Примерно такие же речи Робертино произносит, когда в группу приходит разнарядка на демонстрацию, овощебазу или выезд в колхоз. И в его словах есть немалый резон, признаваемый всеми. Во всяком случае, политинформациями не манкирует в отделе никто.

«Красный Уголок» полон, и парторг Лукьянов, требуя тишины, уже дважды стучал по графину шариковой ручкой. Мама-Нина машет Аньке от двери через головы собравшихся, беззвучно шевелит губами.

– Что?.. Что?.. – не понимает Анька.

По-рыбьи разевая рот, Мама-Нина повторяет свою пантомиму. «Где-и-ро-чка?» – разбирает по губам Анька и быстро оглядывает комнату. В самом деле, где Ирочка Локшина? С утра ее не было видно. Может в курилке? Теперь Анькина очередь на пантомиму.

– Нет! – отчаянно мотает головой Мама-Нина. – В курилке нет!

– Товарищ Соболева, сядьте, – говорит Лукьянов из президиума. – Товарищ Заева, что вы нам тут театр устраиваете? Садитесь, товарищи. Раньше сядем – раньше выйдем. Товарищ Заева, доложите отсутствующих.

Едва усевшаяся Мама-Нина снова встает и начинает уныло перелистывать тетрадку. Листает долго, закрывает, открывает и снова принимается мусолить разграфленные странички. Врать бесполезно: потом правда все равно откроется и будет только хуже.

– Товарищ Заева, сколько можно? – подгоняет ее Лукьянов.

Мама-Нина откашливается.

– Отсутствуют по уважительным причинам – пятеро.

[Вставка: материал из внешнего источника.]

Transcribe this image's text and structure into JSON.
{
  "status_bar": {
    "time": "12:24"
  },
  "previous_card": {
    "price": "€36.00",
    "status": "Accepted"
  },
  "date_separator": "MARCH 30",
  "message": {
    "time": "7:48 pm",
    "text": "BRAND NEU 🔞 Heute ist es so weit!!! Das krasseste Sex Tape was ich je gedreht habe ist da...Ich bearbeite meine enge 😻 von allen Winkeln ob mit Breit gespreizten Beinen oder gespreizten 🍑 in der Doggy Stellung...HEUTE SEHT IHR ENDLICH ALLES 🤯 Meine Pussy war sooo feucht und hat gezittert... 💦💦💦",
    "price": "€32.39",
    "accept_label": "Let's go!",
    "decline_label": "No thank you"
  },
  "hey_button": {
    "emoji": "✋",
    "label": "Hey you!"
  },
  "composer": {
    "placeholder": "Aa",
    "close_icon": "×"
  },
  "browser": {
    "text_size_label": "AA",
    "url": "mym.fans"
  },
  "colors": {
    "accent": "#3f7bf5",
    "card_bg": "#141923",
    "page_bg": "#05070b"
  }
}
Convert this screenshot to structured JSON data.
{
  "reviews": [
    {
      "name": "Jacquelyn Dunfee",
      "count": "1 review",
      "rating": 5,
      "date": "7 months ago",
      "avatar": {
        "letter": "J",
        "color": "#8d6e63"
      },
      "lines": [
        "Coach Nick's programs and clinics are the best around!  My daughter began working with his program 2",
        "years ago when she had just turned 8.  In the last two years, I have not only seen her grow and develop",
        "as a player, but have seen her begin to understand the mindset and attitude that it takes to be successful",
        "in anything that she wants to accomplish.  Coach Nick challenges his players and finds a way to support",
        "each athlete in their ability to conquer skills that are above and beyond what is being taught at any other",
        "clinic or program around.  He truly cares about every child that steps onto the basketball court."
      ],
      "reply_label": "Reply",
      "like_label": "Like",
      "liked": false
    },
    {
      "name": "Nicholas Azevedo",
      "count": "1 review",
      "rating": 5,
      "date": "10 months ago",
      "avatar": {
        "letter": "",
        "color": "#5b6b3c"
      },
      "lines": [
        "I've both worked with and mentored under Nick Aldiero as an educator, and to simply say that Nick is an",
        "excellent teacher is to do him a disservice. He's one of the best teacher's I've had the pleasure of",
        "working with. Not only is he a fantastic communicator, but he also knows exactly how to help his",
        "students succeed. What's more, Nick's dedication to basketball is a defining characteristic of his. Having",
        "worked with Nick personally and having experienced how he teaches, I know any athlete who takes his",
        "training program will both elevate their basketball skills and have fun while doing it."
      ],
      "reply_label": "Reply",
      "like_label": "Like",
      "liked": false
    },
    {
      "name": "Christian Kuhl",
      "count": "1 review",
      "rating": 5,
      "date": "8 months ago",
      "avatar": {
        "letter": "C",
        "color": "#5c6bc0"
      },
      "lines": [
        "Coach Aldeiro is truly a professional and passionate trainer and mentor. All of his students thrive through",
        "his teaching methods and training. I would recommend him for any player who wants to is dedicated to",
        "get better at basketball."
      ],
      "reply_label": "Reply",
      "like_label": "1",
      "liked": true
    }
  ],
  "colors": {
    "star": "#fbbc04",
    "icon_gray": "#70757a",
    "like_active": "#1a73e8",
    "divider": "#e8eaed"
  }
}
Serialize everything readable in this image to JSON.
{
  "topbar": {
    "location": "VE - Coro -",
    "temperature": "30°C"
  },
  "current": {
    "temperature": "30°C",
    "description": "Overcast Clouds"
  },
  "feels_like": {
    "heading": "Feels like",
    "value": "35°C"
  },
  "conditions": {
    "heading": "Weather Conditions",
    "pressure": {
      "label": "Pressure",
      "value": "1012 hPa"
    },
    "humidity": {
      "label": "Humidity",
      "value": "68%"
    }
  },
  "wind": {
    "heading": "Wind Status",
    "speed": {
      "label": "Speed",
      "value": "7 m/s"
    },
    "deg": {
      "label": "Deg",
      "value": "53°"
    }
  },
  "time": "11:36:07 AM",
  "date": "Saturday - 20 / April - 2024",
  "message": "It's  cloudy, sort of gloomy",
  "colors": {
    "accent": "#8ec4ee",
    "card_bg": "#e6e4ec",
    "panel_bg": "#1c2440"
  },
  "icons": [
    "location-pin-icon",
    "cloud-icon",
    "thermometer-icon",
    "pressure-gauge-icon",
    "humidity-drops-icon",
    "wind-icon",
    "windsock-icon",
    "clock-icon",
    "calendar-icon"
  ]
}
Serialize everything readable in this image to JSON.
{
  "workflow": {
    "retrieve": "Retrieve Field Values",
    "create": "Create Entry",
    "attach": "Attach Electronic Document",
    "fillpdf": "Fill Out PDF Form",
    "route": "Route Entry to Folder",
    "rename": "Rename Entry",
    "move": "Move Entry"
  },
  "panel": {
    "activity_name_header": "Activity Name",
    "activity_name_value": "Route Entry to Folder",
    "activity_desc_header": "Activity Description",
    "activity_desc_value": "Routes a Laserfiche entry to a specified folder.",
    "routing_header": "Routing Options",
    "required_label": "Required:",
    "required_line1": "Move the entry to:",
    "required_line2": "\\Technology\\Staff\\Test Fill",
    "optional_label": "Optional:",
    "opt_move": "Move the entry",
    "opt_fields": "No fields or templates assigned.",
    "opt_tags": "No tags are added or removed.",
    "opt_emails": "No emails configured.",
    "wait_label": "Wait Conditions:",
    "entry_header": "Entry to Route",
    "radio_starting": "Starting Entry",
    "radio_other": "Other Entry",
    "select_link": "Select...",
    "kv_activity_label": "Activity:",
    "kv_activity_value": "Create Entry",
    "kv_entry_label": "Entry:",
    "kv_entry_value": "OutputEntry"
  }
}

Трое по болезни, одна в командировке, один в отпуске.

– Так… – Лукьянов делает пометку в блокноте. – Списочек мне потом. Дальше.

– По неуважительным… – начинает Мама-Нина и обреченно оглядывается на дверь. Ирочкина прогрессивка зависает на кончике Лукьяновской ручки, вот-вот капнет оттуда в партийный блокнот, капнет и канет безвозвратно, бесповоротно. – По неуважительным…

Мама-Нина снова призывно смотрит на дверь, и та, словно повинуясь чуду материнской заботы, вдруг плавно распахивается, и в комнату влетает запоздавшая Ирочка. Успела!

– …отсутствующих нет! – победно завершает отчет Мама-Нина и шумно плюхается на стул, словно ставит печать.

– Так и запишем… – Лукьянов с видимым удовлетворением отмечает в блокноте очередную стопроцентную явку.

Анька с тревогой смотрит на Ирочку. Ее меловую бледность не могут скрыть даже огромные, в пол лица, дымчатые очки.

– Сюда, Ируня, сюда!

Ирочка пробирается к подруге, тоненькая, щуплая, натуральная дюймовочка среди больших майских жуков. Жуки двигаются по скамье влево-вправо, освобождают ей место.

– Товарищи! – устало говорит Лукьянов. – Сколько можно, товарищи. Давайте уважать друг друга. А то мы так до обеда не закончим.

– Не трожь святое! – кричит с места Робертино.

– Так ведь и я об том же! Давайте уже рассядемся и начнем.

Анька трогает подругу за плечо:

– Ирочка, что случилось?

Ирочкин рот кривится в вымученном подобии улыбки. Она пробует что-то сказать, но по дороге передумывает и просто берет Аньку под руку, прислоняется виском к ее плечу и затихает.